Out of the blue, Lewis received an email from Eddie Bezalel, the New York-based manager of Cymbals Eat Guitars. Bezalel inspired Lewis to consider making music again and became his manager. “He asked if I had songs, but I hadn’t figured out what I wanted to do. So I came back to Brooklyn, and it became very obvious what I needed to do. I had to indulge myself in the things, pre-punk rock obsession, that interested me. It was Boys II Men, 2 Live Crew, and California gangster rap. That was Florida to me. And The Cure and Morrissey. Creating music that was a lot more complex in my mind than just being an angry kid.”

So the nascent seeds of what became Twin Shadow were planted. And while The Cure and Morrissey influences seem more prominent than rap or R&B, the record exudes a certain youthful wonderment. With production duties assumed by Grizzly Bear’s Chris Taylor, who’s also releasing the record on his Terrible Records imprint, Forget is a tightly condensed nine-song album largely devoid of filler. Lewis points to filmmaker Ingmar Bergman as an inspiration for his writing and editing process.

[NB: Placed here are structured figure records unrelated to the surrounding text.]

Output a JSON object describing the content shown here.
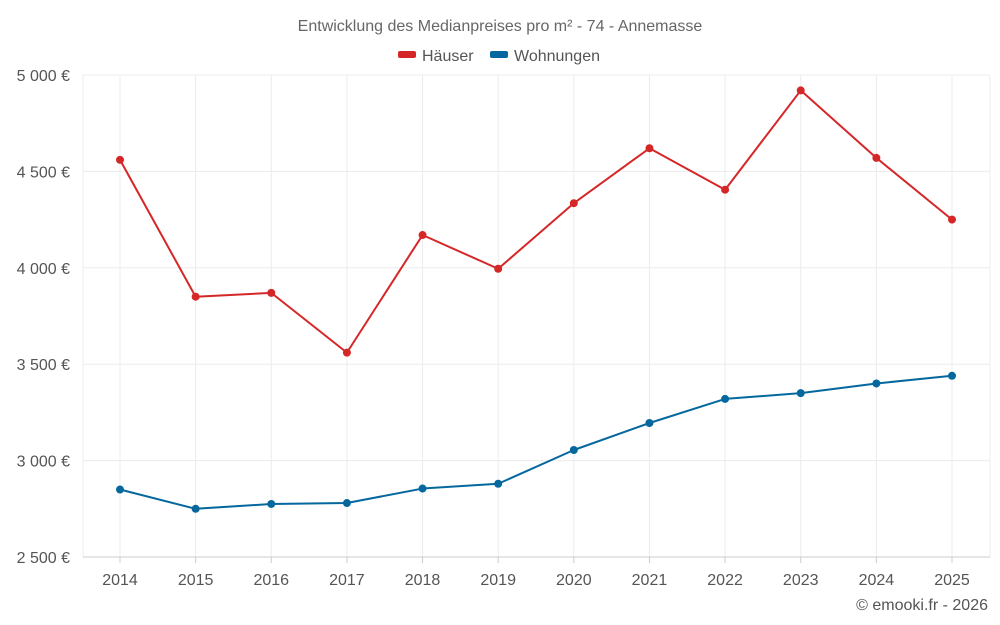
{
  "chart_data": {
    "type": "line",
    "title": "Entwicklung des Medianpreises pro m² - 74 - Annemasse",
    "xlabel": "",
    "ylabel": "",
    "categories": [
      "2014",
      "2015",
      "2016",
      "2017",
      "2018",
      "2019",
      "2020",
      "2021",
      "2022",
      "2023",
      "2024",
      "2025"
    ],
    "ylim": [
      2500,
      5000
    ],
    "yticks": [
      2500,
      3000,
      3500,
      4000,
      4500,
      5000
    ],
    "ytick_labels": [
      "2 500 €",
      "3 000 €",
      "3 500 €",
      "4 000 €",
      "4 500 €",
      "5 000 €"
    ],
    "grid": true,
    "legend_position": "top-center",
    "series": [
      {
        "name": "Häuser",
        "color": "#d62728",
        "values": [
          4560,
          3850,
          3870,
          3560,
          4170,
          3995,
          4335,
          4620,
          4405,
          4920,
          4570,
          4250
        ]
      },
      {
        "name": "Wohnungen",
        "color": "#04689e",
        "values": [
          2850,
          2750,
          2775,
          2780,
          2855,
          2880,
          3055,
          3195,
          3320,
          3350,
          3400,
          3440
        ]
      }
    ]
  },
  "credit": "© emooki.fr - 2026"
}
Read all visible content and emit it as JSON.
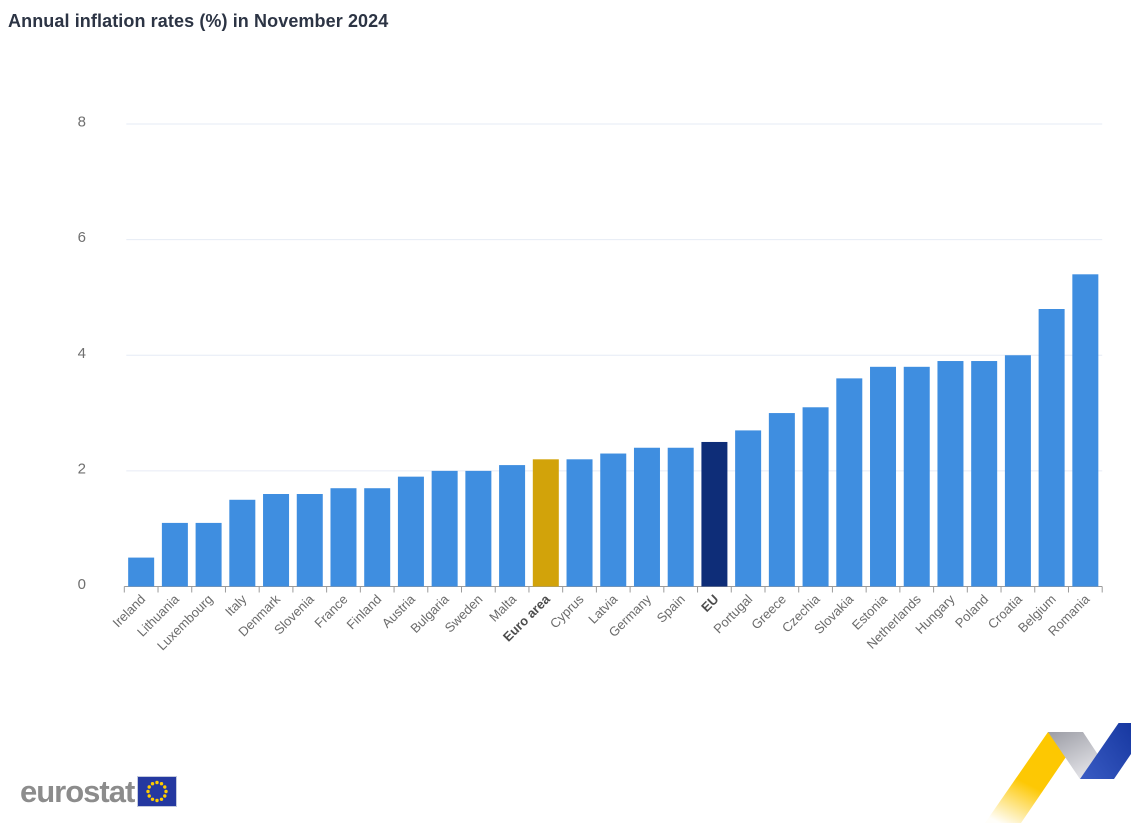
{
  "chart": {
    "title": "Annual inflation rates (%) in November 2024"
  },
  "chart_data": {
    "type": "bar",
    "title": "Annual inflation rates (%) in November 2024",
    "xlabel": "",
    "ylabel": "",
    "ylim": [
      0,
      8
    ],
    "yticks": [
      0,
      2,
      4,
      6,
      8
    ],
    "grid": true,
    "legend": false,
    "bars": [
      {
        "label": "Ireland",
        "value": 0.5,
        "type": "member"
      },
      {
        "label": "Lithuania",
        "value": 1.1,
        "type": "member"
      },
      {
        "label": "Luxembourg",
        "value": 1.1,
        "type": "member"
      },
      {
        "label": "Italy",
        "value": 1.5,
        "type": "member"
      },
      {
        "label": "Denmark",
        "value": 1.6,
        "type": "member"
      },
      {
        "label": "Slovenia",
        "value": 1.6,
        "type": "member"
      },
      {
        "label": "France",
        "value": 1.7,
        "type": "member"
      },
      {
        "label": "Finland",
        "value": 1.7,
        "type": "member"
      },
      {
        "label": "Austria",
        "value": 1.9,
        "type": "member"
      },
      {
        "label": "Bulgaria",
        "value": 2.0,
        "type": "member"
      },
      {
        "label": "Sweden",
        "value": 2.0,
        "type": "member"
      },
      {
        "label": "Malta",
        "value": 2.1,
        "type": "member"
      },
      {
        "label": "Euro area",
        "value": 2.2,
        "type": "euro-area"
      },
      {
        "label": "Cyprus",
        "value": 2.2,
        "type": "member"
      },
      {
        "label": "Latvia",
        "value": 2.3,
        "type": "member"
      },
      {
        "label": "Germany",
        "value": 2.4,
        "type": "member"
      },
      {
        "label": "Spain",
        "value": 2.4,
        "type": "member"
      },
      {
        "label": "EU",
        "value": 2.5,
        "type": "eu"
      },
      {
        "label": "Portugal",
        "value": 2.7,
        "type": "member"
      },
      {
        "label": "Greece",
        "value": 3.0,
        "type": "member"
      },
      {
        "label": "Czechia",
        "value": 3.1,
        "type": "member"
      },
      {
        "label": "Slovakia",
        "value": 3.6,
        "type": "member"
      },
      {
        "label": "Estonia",
        "value": 3.8,
        "type": "member"
      },
      {
        "label": "Netherlands",
        "value": 3.8,
        "type": "member"
      },
      {
        "label": "Hungary",
        "value": 3.9,
        "type": "member"
      },
      {
        "label": "Poland",
        "value": 3.9,
        "type": "member"
      },
      {
        "label": "Croatia",
        "value": 4.0,
        "type": "member"
      },
      {
        "label": "Belgium",
        "value": 4.8,
        "type": "member"
      },
      {
        "label": "Romania",
        "value": 5.4,
        "type": "member"
      }
    ],
    "colors": {
      "member_bar": "#3f8ee0",
      "euro_area_bar": "#d2a30a",
      "eu_bar": "#0e2d78",
      "gridline": "#e6ebf5",
      "axis_line": "#9b9b9b",
      "tick_label": "#6f6f6f",
      "category_label": "#6b6b6b",
      "category_label_bold": "#4c4c4c"
    }
  },
  "logo": {
    "text": "eurostat",
    "flag_icon": "eu-flag",
    "flag_blue": "#2438a0",
    "star_yellow": "#ffcc00"
  },
  "ribbon": {
    "yellow": "#fdc800",
    "gray": "#a8a8b0",
    "blue": "#16399e"
  }
}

“One thing that inspired me was when I saw The Seventh Seal, and there’s the actor and his wife and they’re in this caravan, and death is leading these people whose lives he’s taken and they’re dancing over this hill. In the movie it’s beautiful, and you go back and you read his director’s notes, and there’s a poem describing how it should be filmed, and it’s still beautiful. And my thing with writing the lyrics is that I wanted to write down ideas and words and just take what’s potent and put it in the songs and leave the rest to myself. We live in such an era where there’s so much amazing shit going on, but the pile of trash is growing so much faster than the pile of good stuff, and a sin you can make is to add to the pile of bad stuff, so to trim it down is so important.”